Konsep kepemimpinan Islam sebagai suatu sistem bukan sekedar mimpi belaka yang tidak berdasar. Sejarah Islam telah mencatat bagaimana ketika pemerintahan Islam berkuasa, umat sangat dijamin keamanan dan kebutuhannya. Darah dan kehormatan kaum muslim adalah sesuatu yang berharga dan sangat dijaga. 

Seperti yang dikisahkan dalam sejarah pada tahun 837 masa kekhilafahan Bani Abbasiyah, terjadi sebuah peristiwa bersejarah di bawah kepemimpinan khalifah yaitu Al-Mu’tasim Billah di sebuah kota bernama Ammuriah. Saat itu seorang wanita meminta pertolongan  karena diganggu dan dilecehkan oleh orang Romawi. Kainnya dikaitkan ke paku sehingga ketika berdiri, terlihatlah sebagian auratnya. Wanita itu lalu berteriak memanggil nama khalifah Al-Mu’tasim Billah.
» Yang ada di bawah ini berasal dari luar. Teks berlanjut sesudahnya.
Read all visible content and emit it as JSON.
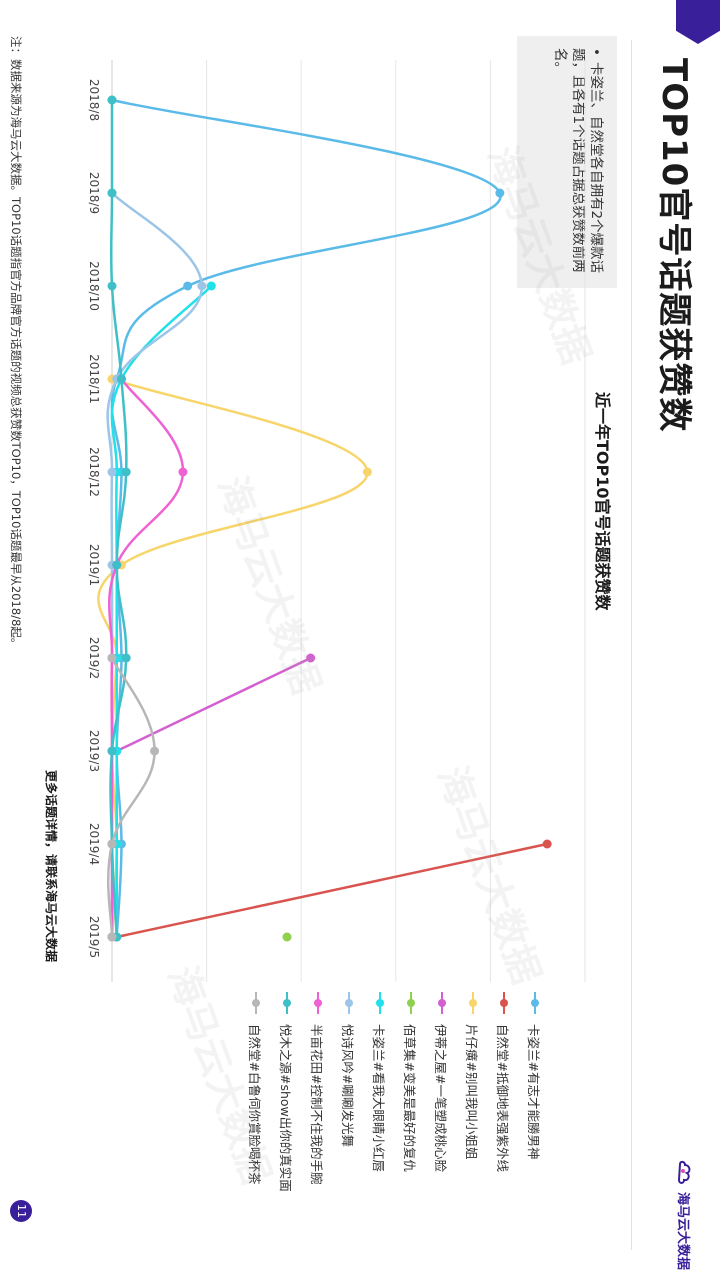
{
  "page": {
    "title": "TOP10官号话题获赞数",
    "brand": "海马云大数据",
    "page_number": "11",
    "watermark": "海马云大数据"
  },
  "note": {
    "bullet": "•",
    "text": "卡姿兰、自然堂各自拥有2个爆款话题，且各有1个话题占据总获赞数前两名。"
  },
  "more_info": "更多话题详情，请联系海马云大数据",
  "footnote": "注：数据来源为海马云大数据。TOP10话题指官方品牌官方话题的视频总获赞数TOP10，TOP10话题最早从2018/8起。",
  "colors": {
    "s1": "#5bbbe8",
    "s2": "#d9534f",
    "s3": "#f7d56a",
    "s4": "#d45fd0",
    "s5": "#8fd14f",
    "s6": "#20e0e8",
    "s7": "#9cc5e8",
    "s8": "#ef62d4",
    "s9": "#3fc0c8",
    "s10": "#b7b7b7"
  },
  "chart_data": {
    "type": "line",
    "title": "近一年TOP10官号话题获赞数",
    "xlabel": "",
    "ylabel": "",
    "grid": true,
    "legend_position": "right",
    "categories": [
      "2018/8",
      "2018/9",
      "2018/10",
      "2018/11",
      "2018/12",
      "2019/1",
      "2019/2",
      "2019/3",
      "2019/4",
      "2019/5"
    ],
    "ylim": [
      0,
      100
    ],
    "series": [
      {
        "name": "卡姿兰#有志才能勝男神",
        "color": "#5bbbe8",
        "values": [
          0,
          82,
          16,
          1,
          2,
          1,
          2,
          1,
          2,
          1
        ]
      },
      {
        "name": "自然堂#抵御地表强紫外线",
        "color": "#d9534f",
        "values": [
          null,
          null,
          null,
          null,
          null,
          null,
          null,
          null,
          92,
          1
        ]
      },
      {
        "name": "片仔癀#别叫我叫小姐姐",
        "color": "#f7d56a",
        "values": [
          null,
          null,
          null,
          0,
          54,
          2,
          1,
          0,
          1,
          0
        ]
      },
      {
        "name": "伊蒂之屋#一笔塑成桃心脸",
        "color": "#d45fd0",
        "values": [
          null,
          null,
          null,
          null,
          null,
          null,
          42,
          1,
          null,
          null
        ]
      },
      {
        "name": "佰草集#变美是最好的复仇",
        "color": "#8fd14f",
        "values": [
          null,
          null,
          null,
          null,
          null,
          null,
          null,
          null,
          null,
          37
        ]
      },
      {
        "name": "卡姿兰#看我大眼睛小红唇",
        "color": "#20e0e8",
        "values": [
          null,
          null,
          21,
          2,
          1,
          1,
          1,
          1,
          1,
          1
        ]
      },
      {
        "name": "悦诗风吟#唰唰发光舞",
        "color": "#9cc5e8",
        "values": [
          null,
          0,
          19,
          1,
          0,
          0,
          0,
          0,
          0,
          0
        ]
      },
      {
        "name": "半亩花田#控制不住我的手腕",
        "color": "#ef62d4",
        "values": [
          null,
          null,
          null,
          2,
          15,
          1,
          0,
          0,
          0,
          0
        ]
      },
      {
        "name": "悦木之源#show出你的真实面",
        "color": "#3fc0c8",
        "values": [
          0,
          0,
          0,
          2,
          3,
          1,
          3,
          0,
          0,
          1
        ]
      },
      {
        "name": "自然堂#白鲁伺你賞脸喝杯茶",
        "color": "#b7b7b7",
        "values": [
          null,
          null,
          null,
          null,
          null,
          null,
          0,
          9,
          0,
          0
        ]
      }
    ]
  }
}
Mendengar laporan itu, khalifah kemudian segera bertindak dengan mengirim puluhan ribu pasukan untuk menyerbu kota Ammuriah (Turki). Seseorang meriwayatkan bahwa panjangnya barisan tentara ini tidak putus dari gerbang istana khalifah di kota Baghdad hingga kota Ammuriah (Turki), begitu banyaknya pasukan yang dikerahkan khalifah untuk melindungi satu wanita yang dilecehkan.

Runtuhnya sistem pemerintahan Islam merupakan musibah bagi umat, sebab umat telah kehilangan perisainya. Kaum muslim di palestina dan negeri muslim lainnya yang terjajah telah menerima begitu banyak penyiksaan, pelecehan, dan tak sedikit kaum muslim terbunuh di tanahnya sendiri. Maka di tengah kondisi banyaknya umat Islam yang direnggut nyawa dan kehormatannya secara paksa, sudah sepatutnya umat Islam perlu meyakini dan memperjuangkan kembali tegaknya sistem pemerintahan Islam sebagai konsekuensi keimanan.